Plasmolysis induced by very low concentrations of Cu2+ in Pseudomonas syringae ATCC 12271, and its relation with cation fluxes

Abstract

Very low concentrations of CuSO4 induced a massive leakage of K+ from Pseudomonas syringae ATCC 12271 cells suspended in distilled water, Ca2+/PIPES or Na+/PIPES. Cell suspensions in distilled water, Ca2+/ or Mg2+/PIPES, treated with Cu2+, showed appreciable increases in optical density, whereas suspensions in Na+/PIPES were unaffected. The addition of monovalent cations to suspensions in distilled water, Ca2+/ or Mg2+/PIPES prevented the optical density increase induced by Cu2+, whereas the addition of Ca2+ or Mg2+ to suspensions in distilled water did not have this effect. Cells suspended in Na+/PIPES and treated with Cu2+ showed no major ultrastructural alterations, but cells treated with Cu2+ in distilled water showed pronounced plasmolysis.
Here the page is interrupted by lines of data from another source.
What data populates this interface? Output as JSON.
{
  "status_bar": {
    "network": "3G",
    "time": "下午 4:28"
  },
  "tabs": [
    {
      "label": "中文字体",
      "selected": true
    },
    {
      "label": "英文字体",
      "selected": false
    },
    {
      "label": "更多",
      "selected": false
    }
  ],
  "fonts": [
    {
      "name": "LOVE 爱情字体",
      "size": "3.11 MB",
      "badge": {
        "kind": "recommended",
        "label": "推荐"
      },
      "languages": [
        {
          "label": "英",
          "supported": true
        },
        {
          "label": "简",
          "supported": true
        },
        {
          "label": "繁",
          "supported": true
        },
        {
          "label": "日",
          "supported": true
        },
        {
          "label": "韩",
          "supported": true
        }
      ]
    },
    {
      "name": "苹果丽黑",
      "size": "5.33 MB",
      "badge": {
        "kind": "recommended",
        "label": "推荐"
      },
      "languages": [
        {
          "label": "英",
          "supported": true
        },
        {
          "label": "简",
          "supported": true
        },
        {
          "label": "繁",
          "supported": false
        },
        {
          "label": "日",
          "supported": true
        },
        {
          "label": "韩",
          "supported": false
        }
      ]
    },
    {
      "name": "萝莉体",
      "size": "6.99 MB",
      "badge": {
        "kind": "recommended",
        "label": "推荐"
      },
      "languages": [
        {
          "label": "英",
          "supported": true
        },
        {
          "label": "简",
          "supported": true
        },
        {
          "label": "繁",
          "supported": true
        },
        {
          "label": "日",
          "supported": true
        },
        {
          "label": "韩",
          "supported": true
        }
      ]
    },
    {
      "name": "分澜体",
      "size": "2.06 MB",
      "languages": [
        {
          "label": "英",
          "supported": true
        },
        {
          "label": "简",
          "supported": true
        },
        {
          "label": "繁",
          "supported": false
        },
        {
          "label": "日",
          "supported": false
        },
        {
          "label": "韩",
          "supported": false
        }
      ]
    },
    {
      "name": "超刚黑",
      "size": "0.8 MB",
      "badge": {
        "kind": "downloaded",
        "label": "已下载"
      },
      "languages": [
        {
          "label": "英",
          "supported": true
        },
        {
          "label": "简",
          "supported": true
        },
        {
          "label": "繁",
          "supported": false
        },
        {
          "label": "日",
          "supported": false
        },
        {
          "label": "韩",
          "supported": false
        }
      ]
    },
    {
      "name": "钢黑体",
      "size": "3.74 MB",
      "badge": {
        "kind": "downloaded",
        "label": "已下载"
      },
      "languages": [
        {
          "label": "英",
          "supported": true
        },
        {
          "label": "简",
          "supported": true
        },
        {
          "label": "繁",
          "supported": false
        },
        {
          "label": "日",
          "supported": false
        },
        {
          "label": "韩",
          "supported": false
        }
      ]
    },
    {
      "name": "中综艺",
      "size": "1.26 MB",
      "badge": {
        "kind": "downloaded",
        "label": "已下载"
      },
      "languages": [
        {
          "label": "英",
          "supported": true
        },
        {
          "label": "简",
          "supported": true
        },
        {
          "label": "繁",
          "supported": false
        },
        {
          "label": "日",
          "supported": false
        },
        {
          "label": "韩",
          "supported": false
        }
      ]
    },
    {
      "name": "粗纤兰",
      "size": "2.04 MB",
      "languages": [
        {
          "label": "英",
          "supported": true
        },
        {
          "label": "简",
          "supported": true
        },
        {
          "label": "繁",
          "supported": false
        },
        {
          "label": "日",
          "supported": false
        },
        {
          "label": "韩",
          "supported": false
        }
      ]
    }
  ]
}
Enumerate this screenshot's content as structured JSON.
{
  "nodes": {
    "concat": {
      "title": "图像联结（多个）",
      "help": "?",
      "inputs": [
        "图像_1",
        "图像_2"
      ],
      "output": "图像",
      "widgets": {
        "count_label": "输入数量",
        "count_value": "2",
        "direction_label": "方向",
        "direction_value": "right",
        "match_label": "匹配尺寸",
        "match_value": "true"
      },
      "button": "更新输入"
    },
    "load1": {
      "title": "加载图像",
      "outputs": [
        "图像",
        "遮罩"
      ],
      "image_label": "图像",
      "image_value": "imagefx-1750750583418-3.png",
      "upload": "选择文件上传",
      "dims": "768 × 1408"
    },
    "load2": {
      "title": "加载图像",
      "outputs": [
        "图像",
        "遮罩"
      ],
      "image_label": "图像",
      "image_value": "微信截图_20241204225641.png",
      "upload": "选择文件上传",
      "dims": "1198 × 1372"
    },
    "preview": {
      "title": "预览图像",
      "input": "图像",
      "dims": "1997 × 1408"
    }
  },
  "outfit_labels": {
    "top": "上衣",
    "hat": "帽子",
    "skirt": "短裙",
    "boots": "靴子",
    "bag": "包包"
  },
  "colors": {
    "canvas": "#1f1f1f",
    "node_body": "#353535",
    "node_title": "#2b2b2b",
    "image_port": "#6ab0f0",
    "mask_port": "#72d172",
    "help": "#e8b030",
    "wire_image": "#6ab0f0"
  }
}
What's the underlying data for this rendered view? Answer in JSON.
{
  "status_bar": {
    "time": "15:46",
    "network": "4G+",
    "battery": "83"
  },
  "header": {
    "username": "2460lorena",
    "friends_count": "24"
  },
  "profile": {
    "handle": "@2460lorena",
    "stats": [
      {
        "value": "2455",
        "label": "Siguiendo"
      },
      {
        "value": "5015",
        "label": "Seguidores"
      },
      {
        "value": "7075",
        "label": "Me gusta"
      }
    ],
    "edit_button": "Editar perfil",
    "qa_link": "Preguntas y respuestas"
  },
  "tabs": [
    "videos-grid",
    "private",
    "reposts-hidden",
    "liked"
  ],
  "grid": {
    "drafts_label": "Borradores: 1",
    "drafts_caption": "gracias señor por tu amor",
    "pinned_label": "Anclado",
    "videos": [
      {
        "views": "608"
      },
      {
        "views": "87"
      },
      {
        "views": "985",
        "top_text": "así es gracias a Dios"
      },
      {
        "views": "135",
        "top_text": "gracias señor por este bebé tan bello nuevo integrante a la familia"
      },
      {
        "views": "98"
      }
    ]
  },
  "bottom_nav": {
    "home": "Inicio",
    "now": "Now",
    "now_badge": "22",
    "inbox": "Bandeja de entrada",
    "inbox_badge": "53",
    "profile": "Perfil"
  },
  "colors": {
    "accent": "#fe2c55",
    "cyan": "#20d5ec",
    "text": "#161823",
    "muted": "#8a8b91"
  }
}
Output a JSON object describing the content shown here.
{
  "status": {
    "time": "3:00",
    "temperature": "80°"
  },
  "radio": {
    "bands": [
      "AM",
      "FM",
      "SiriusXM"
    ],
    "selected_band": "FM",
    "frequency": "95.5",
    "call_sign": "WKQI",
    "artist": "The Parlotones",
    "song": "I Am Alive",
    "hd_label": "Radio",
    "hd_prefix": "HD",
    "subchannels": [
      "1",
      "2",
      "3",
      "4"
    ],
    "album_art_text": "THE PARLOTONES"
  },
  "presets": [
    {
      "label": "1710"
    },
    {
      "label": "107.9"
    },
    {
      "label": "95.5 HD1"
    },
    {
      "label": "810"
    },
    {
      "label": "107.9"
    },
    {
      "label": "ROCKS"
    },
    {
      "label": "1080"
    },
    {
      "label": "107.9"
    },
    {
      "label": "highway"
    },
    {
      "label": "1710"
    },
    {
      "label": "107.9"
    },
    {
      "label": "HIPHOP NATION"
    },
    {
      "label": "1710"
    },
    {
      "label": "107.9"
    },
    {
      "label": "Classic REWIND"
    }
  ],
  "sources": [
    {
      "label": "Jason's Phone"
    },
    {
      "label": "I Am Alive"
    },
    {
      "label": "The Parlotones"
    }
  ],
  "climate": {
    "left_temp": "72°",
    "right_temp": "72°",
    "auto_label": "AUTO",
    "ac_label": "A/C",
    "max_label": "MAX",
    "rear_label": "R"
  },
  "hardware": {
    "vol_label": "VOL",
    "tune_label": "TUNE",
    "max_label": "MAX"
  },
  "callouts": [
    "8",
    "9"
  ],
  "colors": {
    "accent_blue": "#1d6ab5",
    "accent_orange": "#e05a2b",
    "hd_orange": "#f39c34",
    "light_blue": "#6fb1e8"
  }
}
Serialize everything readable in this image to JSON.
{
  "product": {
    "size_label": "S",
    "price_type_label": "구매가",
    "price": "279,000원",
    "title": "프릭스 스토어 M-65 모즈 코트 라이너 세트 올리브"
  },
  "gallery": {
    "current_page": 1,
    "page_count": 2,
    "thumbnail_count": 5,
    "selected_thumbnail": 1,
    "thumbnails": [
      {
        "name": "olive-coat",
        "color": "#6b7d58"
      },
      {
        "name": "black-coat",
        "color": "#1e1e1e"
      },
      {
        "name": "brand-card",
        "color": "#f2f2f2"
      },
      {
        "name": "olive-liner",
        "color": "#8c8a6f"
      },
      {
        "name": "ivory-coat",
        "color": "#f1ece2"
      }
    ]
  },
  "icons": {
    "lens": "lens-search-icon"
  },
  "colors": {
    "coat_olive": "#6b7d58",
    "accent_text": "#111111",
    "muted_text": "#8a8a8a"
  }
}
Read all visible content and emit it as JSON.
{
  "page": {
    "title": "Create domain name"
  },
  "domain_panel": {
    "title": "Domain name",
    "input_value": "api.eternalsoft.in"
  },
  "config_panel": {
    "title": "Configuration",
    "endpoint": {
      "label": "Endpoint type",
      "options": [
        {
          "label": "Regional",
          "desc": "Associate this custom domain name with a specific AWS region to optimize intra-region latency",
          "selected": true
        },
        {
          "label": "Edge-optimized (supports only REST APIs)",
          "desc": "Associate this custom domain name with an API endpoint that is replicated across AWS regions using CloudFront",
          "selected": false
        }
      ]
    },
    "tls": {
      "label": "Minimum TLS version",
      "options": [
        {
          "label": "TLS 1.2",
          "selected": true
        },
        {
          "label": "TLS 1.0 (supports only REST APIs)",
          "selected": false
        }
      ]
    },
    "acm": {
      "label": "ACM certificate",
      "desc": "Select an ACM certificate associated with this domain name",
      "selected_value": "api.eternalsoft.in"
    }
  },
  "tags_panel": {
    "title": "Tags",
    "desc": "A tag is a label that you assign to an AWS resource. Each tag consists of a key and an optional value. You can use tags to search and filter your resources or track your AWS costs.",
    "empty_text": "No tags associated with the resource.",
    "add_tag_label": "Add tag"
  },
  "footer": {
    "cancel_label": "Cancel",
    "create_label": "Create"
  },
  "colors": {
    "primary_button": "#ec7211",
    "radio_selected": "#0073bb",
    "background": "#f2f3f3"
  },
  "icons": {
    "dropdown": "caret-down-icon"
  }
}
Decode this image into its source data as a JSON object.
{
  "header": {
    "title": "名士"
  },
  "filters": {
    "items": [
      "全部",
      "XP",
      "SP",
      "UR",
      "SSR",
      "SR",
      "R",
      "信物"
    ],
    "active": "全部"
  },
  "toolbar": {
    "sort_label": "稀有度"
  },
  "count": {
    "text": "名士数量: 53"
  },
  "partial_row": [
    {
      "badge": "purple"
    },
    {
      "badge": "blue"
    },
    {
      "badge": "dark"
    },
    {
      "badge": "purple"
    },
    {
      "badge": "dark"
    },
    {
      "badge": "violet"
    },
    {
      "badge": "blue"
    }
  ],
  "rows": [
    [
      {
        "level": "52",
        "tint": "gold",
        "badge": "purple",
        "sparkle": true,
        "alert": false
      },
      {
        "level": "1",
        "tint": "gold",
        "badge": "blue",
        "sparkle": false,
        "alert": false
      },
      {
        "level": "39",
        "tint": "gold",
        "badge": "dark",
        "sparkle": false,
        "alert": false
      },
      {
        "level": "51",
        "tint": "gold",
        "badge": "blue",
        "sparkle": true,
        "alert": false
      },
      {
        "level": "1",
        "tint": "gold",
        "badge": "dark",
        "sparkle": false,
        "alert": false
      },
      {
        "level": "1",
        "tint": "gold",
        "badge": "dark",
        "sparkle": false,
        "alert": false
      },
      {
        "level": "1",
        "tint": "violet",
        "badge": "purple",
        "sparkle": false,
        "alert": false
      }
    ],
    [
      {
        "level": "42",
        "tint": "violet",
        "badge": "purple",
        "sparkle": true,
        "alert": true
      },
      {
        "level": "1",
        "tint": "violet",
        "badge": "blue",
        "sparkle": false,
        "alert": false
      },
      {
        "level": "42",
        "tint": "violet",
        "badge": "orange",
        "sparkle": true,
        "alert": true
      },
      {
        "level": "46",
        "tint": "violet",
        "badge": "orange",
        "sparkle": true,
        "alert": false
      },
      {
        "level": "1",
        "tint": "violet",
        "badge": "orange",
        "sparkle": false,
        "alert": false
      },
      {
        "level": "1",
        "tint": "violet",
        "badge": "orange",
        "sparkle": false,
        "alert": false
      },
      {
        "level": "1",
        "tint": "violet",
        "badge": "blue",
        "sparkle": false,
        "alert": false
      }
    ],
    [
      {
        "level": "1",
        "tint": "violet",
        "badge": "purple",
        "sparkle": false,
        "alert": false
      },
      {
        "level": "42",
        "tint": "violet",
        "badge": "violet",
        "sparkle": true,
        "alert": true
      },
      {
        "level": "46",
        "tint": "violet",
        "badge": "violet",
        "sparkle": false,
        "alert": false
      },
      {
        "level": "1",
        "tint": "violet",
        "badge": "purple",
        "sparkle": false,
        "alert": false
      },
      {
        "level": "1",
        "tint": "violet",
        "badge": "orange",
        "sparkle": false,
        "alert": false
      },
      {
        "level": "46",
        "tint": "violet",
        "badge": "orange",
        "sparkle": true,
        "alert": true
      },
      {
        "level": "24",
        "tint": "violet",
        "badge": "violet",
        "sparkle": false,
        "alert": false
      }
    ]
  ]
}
At all Cu2+ concentrations, two types of cells were observed, normal and heavily plasmolysed. An increase in Cu2+ concentration resulted in an increase in the percentage, but not in the degree of plasmolysis, of the plasmolysed cells. Cells suspended in distilled water or Na+/PIPES bound significant amounts of copper. Cu2+ concentrations that induced leakage of most of the unbound K+ did not saturate the copper-binding sites in the cells. These results indicated that plasmolysis is a direct consequence of the massive K+ leakage from the cells, in agreement with the notion that K+ is the main osmolyte in bacteria grown under normal conditions. Monovalent (but not divalent) cations prevented plasmolysis induced by copper by entry into the cells after the release of K+ ions. Na+ and Li+ probably replaced resident K+ ions in the neutralization of negative charges of cytoplasmic constituents. K+ efflux and plasmolysis, induced by Cu2+, appeared to be essentially ‘all-or-nothing’ effects.